# YouTube Scraper for Video Classification

## Import Libraries and Set Up API Key
> Import necessary libraries and set up the YouTube API key.

In [None]:
# Import necessary libraries
from googleapiclient.discovery import build
import pandas as pd
import os
import re
import time  # Import the time module for rate limiting
from dotenv import load_dotenv # import .env file for API key

# Load environment variables
load_dotenv()

# Set up YouTube API key
API_KEY = os.getenv("API_KEY")
youtube = build('youtube', 'v3', developerKey=API_KEY)

## Define Parameters and Functions
> Define categories, maximum results, minimum samples per category, and functions for sanitizing descriptions and scraping YouTube data.

In [None]:
# Define categories and other parameters
categories = ['Travel Blogs', 'Science and Technology', 'Food', 'Manufacturing', 'History', 'Art and Music']
max_results = 50
min_samples_per_category = 1700

# Initialize an empty list to store all videos
all_videos = []

# Function to sanitize video descriptions
def sanitize_description(description):
    # Use regular expressions to remove unwanted information
    # For example, removing email addresses, phone numbers, etc.
    # Modify this based on your specific needs
    cleaned_description = re.sub(r'\S+@\S+', '', description)
    return cleaned_description

# Function to scrape YouTube data for a given category
def scrape_youtube_data(category):
    videos = []
    while len(videos) < min_samples_per_category:
        for query in [f'{category} videos', f'{category} documentary']:
            try:
                # Make a YouTube API search request
                request = youtube.search().list(
                    q=query,
                    part='id,snippet',
                    type='video',
                    maxResults=max_results
                )
                response = request.execute()
                items = response.get('items', [])

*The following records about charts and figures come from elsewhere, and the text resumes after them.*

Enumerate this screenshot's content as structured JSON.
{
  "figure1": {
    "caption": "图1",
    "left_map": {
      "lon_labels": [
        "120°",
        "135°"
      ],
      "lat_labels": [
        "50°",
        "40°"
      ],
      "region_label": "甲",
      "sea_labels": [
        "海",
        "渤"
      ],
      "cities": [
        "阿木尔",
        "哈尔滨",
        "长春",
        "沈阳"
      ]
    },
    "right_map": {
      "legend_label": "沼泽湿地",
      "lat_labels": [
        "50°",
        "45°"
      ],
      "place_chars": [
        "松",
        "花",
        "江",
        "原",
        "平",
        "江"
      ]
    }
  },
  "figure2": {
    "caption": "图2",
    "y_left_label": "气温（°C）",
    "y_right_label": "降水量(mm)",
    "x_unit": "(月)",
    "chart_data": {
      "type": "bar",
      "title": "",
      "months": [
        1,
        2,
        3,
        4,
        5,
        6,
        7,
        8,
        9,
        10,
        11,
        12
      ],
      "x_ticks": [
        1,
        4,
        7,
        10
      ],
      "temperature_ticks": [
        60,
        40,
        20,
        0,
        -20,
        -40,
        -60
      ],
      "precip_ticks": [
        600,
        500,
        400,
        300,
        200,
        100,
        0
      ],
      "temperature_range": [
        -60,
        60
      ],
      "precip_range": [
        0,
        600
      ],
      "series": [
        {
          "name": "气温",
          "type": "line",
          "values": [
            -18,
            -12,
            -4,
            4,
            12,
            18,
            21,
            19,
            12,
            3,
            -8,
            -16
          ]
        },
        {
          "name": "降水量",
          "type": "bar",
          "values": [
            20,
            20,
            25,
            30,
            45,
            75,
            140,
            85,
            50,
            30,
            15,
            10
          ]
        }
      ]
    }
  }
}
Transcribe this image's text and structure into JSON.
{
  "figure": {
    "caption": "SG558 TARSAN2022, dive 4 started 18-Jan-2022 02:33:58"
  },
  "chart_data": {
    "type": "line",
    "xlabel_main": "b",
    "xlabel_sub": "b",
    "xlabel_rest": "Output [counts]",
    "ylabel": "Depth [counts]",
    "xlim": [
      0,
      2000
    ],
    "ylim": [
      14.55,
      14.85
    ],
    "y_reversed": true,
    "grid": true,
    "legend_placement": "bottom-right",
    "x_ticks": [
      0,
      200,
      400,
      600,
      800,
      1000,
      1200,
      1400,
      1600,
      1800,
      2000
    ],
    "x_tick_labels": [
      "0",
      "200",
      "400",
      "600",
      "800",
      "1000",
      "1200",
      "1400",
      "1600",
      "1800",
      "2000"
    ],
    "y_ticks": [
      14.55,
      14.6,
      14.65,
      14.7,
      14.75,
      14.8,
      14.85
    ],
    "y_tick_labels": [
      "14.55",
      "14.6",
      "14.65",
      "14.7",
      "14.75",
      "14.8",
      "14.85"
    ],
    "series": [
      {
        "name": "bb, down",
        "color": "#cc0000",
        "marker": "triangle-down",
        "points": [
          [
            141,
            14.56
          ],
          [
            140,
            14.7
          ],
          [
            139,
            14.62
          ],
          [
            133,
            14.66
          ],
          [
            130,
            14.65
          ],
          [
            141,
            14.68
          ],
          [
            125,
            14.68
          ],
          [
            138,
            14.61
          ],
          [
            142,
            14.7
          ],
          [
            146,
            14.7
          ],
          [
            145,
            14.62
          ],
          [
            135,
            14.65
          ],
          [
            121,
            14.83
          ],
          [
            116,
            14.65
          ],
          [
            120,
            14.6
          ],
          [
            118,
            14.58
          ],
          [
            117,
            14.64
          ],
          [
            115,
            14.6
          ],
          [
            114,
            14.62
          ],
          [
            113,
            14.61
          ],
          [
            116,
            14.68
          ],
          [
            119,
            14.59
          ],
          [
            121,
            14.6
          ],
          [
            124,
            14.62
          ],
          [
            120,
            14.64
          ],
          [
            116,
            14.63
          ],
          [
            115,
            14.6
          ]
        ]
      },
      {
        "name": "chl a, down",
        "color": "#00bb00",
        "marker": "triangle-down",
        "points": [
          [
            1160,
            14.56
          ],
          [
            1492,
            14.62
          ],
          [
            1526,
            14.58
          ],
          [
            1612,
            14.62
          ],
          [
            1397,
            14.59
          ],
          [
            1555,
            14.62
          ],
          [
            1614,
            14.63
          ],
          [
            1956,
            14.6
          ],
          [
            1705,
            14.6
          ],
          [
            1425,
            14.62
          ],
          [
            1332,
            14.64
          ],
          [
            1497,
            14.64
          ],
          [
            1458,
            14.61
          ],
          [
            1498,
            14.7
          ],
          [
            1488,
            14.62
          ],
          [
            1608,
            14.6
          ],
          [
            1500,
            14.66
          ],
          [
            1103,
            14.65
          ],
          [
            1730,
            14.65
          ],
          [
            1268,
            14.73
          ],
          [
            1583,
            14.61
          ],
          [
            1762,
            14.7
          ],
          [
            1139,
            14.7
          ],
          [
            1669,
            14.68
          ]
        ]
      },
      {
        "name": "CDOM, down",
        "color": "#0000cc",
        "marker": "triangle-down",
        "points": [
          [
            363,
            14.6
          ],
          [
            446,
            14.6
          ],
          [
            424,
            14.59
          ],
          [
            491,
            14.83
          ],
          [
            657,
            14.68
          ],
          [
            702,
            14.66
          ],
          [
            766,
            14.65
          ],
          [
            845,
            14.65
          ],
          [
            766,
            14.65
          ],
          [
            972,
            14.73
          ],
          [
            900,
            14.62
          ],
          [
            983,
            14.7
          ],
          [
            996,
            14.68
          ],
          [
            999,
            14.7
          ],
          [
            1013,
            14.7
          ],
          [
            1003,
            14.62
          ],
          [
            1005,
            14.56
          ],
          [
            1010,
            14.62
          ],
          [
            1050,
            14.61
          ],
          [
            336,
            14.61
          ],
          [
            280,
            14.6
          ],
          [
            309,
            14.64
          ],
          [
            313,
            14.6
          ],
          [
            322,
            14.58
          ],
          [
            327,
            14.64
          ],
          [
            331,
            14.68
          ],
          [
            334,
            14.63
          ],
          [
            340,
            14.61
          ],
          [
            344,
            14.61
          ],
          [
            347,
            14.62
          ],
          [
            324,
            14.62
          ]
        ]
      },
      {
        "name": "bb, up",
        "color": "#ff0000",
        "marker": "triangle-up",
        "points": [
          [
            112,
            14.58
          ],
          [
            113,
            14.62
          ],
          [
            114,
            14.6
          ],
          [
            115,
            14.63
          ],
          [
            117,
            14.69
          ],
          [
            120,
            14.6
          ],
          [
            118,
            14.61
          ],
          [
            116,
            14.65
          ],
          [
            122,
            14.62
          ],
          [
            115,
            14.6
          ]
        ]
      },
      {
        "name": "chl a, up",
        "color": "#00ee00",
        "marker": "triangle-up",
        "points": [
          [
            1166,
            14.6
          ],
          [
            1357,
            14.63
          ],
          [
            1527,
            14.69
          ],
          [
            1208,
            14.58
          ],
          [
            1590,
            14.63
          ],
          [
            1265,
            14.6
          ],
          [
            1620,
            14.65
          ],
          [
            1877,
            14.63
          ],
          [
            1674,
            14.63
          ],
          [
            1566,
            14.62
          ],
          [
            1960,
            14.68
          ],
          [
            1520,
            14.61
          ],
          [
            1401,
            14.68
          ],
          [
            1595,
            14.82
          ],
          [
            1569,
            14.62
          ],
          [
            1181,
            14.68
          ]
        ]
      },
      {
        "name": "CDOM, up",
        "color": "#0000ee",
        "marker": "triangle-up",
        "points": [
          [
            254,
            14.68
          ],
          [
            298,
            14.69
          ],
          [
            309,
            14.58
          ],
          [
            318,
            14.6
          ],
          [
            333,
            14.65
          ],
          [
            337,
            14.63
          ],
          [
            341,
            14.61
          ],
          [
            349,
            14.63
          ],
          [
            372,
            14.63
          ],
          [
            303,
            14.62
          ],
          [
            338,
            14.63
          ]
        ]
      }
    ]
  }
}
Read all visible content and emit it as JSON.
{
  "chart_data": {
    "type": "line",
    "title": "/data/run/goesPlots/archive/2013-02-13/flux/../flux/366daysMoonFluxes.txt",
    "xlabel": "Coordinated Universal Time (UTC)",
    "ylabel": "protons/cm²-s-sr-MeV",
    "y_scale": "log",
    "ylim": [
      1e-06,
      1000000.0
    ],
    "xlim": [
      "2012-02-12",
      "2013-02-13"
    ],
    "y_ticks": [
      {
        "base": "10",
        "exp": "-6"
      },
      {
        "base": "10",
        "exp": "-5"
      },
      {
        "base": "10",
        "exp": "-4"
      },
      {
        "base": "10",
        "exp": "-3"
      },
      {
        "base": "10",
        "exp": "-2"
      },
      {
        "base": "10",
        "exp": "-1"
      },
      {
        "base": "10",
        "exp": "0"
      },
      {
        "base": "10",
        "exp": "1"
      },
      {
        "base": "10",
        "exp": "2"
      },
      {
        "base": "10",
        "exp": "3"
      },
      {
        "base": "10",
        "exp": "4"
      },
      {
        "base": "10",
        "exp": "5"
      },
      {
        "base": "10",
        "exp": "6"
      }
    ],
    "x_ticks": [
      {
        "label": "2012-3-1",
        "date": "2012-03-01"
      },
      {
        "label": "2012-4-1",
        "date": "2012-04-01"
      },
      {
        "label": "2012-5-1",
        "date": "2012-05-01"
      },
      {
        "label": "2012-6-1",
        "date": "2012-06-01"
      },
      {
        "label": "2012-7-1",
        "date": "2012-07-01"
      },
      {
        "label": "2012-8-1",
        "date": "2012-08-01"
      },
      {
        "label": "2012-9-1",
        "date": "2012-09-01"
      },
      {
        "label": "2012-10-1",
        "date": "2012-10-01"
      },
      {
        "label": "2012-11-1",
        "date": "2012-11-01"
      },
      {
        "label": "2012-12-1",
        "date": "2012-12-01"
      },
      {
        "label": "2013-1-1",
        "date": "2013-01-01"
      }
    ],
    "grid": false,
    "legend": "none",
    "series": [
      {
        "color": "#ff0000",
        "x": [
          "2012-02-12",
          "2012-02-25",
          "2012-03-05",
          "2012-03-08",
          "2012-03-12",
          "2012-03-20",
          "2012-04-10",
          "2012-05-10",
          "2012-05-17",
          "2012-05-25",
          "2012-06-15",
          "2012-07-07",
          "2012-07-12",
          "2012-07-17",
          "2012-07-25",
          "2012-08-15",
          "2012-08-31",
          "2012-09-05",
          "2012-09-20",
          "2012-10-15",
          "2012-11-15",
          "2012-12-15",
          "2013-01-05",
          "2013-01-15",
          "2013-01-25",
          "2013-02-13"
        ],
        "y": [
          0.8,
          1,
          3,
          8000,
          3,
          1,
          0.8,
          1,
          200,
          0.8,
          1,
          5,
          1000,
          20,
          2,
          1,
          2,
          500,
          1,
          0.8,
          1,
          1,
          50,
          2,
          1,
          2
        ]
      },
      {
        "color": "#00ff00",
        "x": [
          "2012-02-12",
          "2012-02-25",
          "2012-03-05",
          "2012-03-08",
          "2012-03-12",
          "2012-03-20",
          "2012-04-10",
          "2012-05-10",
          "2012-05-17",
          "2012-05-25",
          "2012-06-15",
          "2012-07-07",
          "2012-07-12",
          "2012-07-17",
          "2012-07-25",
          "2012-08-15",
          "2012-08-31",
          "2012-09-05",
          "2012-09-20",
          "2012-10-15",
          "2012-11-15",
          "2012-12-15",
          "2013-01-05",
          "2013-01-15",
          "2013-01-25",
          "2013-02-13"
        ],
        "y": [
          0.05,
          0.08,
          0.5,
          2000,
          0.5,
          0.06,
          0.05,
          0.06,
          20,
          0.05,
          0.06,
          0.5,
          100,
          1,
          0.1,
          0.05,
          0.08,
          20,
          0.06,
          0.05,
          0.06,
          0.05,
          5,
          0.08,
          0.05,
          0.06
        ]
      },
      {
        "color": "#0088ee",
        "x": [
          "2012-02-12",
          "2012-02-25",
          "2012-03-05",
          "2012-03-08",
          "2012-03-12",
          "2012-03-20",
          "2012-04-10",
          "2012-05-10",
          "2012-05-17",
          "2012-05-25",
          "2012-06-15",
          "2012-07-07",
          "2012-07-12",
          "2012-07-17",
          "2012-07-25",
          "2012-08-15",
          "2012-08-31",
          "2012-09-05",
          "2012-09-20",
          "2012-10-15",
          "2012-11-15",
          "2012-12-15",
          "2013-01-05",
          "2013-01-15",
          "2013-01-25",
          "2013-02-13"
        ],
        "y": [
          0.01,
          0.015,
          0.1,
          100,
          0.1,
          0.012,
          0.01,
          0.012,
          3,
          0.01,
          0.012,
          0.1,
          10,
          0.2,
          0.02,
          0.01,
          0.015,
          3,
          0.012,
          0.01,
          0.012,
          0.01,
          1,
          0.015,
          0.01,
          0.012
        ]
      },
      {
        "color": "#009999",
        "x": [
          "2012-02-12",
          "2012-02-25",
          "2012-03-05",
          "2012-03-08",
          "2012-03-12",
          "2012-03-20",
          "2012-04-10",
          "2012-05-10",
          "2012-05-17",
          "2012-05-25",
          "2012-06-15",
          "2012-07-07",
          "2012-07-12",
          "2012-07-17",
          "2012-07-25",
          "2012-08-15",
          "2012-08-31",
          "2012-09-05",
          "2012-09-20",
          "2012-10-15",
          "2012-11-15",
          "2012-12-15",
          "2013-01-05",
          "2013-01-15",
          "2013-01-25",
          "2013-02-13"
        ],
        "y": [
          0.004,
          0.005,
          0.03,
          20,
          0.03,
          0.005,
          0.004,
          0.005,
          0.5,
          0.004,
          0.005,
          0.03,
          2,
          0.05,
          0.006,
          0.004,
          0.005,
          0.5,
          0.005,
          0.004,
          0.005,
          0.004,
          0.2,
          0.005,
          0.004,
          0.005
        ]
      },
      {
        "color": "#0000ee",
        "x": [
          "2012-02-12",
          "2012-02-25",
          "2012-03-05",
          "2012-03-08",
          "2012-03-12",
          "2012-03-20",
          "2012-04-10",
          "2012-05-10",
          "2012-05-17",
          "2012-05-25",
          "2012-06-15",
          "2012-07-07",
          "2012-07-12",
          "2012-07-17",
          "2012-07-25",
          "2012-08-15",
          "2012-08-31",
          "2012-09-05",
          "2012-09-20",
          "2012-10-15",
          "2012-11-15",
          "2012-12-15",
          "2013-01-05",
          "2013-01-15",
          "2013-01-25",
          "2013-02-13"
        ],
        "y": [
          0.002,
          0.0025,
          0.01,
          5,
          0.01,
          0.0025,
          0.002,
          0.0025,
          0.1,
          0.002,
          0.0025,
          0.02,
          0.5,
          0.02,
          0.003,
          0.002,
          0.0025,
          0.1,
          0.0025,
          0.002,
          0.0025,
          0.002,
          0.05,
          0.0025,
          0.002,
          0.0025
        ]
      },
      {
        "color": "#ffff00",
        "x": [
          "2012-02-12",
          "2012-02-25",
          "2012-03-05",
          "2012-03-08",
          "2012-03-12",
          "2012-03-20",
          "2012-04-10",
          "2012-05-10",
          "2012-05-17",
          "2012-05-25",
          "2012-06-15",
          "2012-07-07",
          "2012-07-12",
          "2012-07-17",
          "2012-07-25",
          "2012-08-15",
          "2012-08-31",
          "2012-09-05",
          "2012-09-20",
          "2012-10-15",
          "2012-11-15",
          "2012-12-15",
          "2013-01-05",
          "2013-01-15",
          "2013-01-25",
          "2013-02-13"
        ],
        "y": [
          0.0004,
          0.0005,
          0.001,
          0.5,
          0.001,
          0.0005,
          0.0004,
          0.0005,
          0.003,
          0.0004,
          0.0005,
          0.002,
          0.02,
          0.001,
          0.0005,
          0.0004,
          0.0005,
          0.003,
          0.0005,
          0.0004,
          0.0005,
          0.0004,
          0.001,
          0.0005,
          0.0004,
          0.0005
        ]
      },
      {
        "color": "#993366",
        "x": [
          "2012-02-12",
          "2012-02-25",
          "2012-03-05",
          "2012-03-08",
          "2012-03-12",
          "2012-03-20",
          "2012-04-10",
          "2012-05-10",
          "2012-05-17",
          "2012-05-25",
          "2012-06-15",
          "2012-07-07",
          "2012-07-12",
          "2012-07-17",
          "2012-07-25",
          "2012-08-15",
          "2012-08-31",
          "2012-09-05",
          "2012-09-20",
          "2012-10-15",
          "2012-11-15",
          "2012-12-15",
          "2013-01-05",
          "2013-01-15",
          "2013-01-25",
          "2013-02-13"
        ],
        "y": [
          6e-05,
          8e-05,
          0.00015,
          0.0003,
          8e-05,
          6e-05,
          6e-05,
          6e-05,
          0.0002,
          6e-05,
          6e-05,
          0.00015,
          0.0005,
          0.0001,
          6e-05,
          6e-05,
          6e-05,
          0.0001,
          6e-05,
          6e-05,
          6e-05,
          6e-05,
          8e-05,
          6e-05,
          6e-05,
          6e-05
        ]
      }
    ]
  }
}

                # Loop through the retrieved videos
                for item in items:
                    video_id = item['id']['videoId']
                    title = item['snippet']['title']

                    # Make a YouTube API video request
                    video_request = youtube.videos().list(
                        part='snippet',
                        id=video_id
                    )
                    video_response = video_request.execute()
                    description = video_response['items'][0]['snippet']['description']

                    # Sanitize the description using the defined function
                    cleaned_description = sanitize_description(description)

                    # Append video information to the list
                    videos.append({'Video id': video_id, 'Title': title, 'Description': cleaned_description, 'Category': category})
            except Exception as e:
                print(f"Error in API request: {str(e)}")

            # Add rate limiting to avoid hitting API rate limits
            time.sleep(1)  # Sleep for 1 second between requests

        # Break the loop if there are no more results
        if not items:
            break

    return videos

## Scrape YouTube Data
> Loop through each category and scrape YouTube data.

In [None]:
# Loop through each category and scrape YouTube data
for category in categories:
    videos = scrape_youtube_data(category)
    all_videos.extend(videos)

## Create DataFrame and Save to CSV
> Create a DataFrame and save the data to a CSV file.

In [None]:
# Create a DataFrame and CSV file
df = pd.DataFrame(all_videos)
df.to_csv('youtube_data.csv', index=False)

## Conclusion

The YouTube data has been successfully scraped and stored in a CSV file (`youtube_data.csv`). This dataset can be used for text classification tasks based on video descriptions.